5 Officer Shetler's testimony regarding his recognition of defendant's license plates and his continued surveillance of defendant's vehicle was admissible as part of the sequence of events concerning this burglary and defendant's subsequent arrest. People v. Hubbard.
6 Defendant also complains that the loaded revolver found in the pillowcase was improperly introduced into evidence. We initially note that the weapon was not admitted into evidence, but was exhibited to the jury. More importantly, a weapon not used in committing the crime in question may be the subject of testimony concerning the details of the arrest and also may be admitted into evidence. (People v. Longstreet (1974), 23 Ill. App.3d 874, 320 N.E.2d 529.) The revolver found in the pillowcase was the proper subject of prosecution testimony. And if exhibiting the weapon could be considered error, it did not constitute prejudicial error.
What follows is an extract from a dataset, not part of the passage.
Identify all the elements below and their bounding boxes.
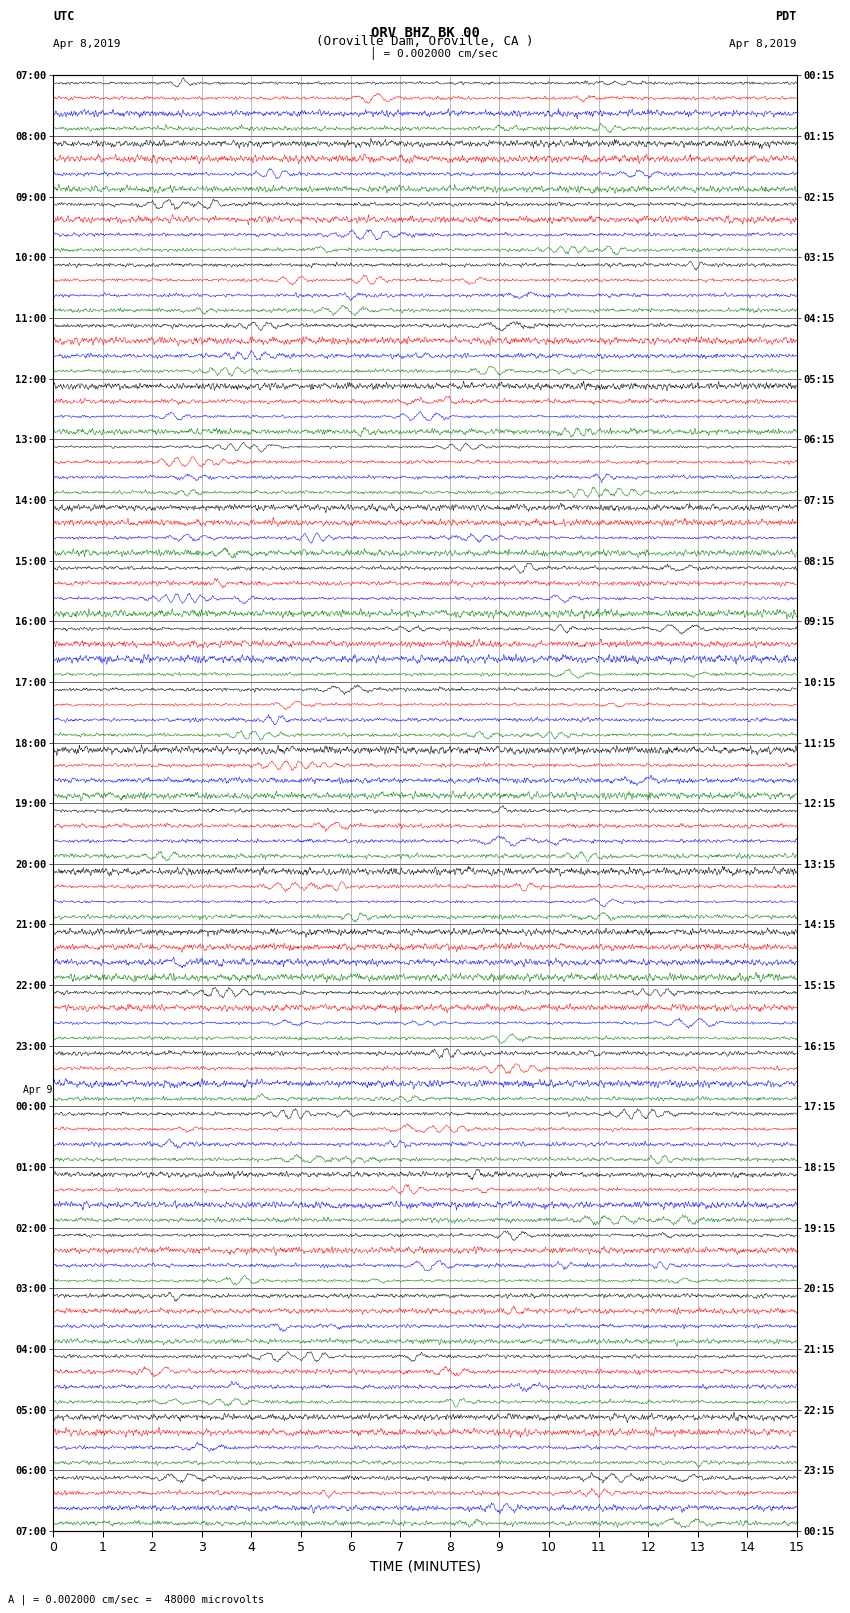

Defendant finally contends that the trial court erred in denying the motion to quash the arrest and to suppress the evidence seized in the arrest.
7 A peace officer may arrest a person when the facts and circumstances justify his believing that an offense has been committed and that the person arrested has committed the offense. (People v. Robinson (1976), 62 Ill.2d 273, 342 N.E.2d 356.) In the present case, the police officer knew that a burglary was in progress in the immediate area. He observed a vehicle with license plates he recognized as belonging to a burglar. He knew the plates were registered for a different vehicle. The officer saw defendant carrying a white bag enter a vehicle. The officer then observed defendant commit two moving traffic violations. Thereafter, defendant drove in speeds up to 90 mph in attempts to evade the officer. The officer had reasonable grounds to arrest defendant.
For the reasons stated, the judgment of the circuit court of Cook County is affirmed.
SIMON and McGILLICUDDY, JJ., concur.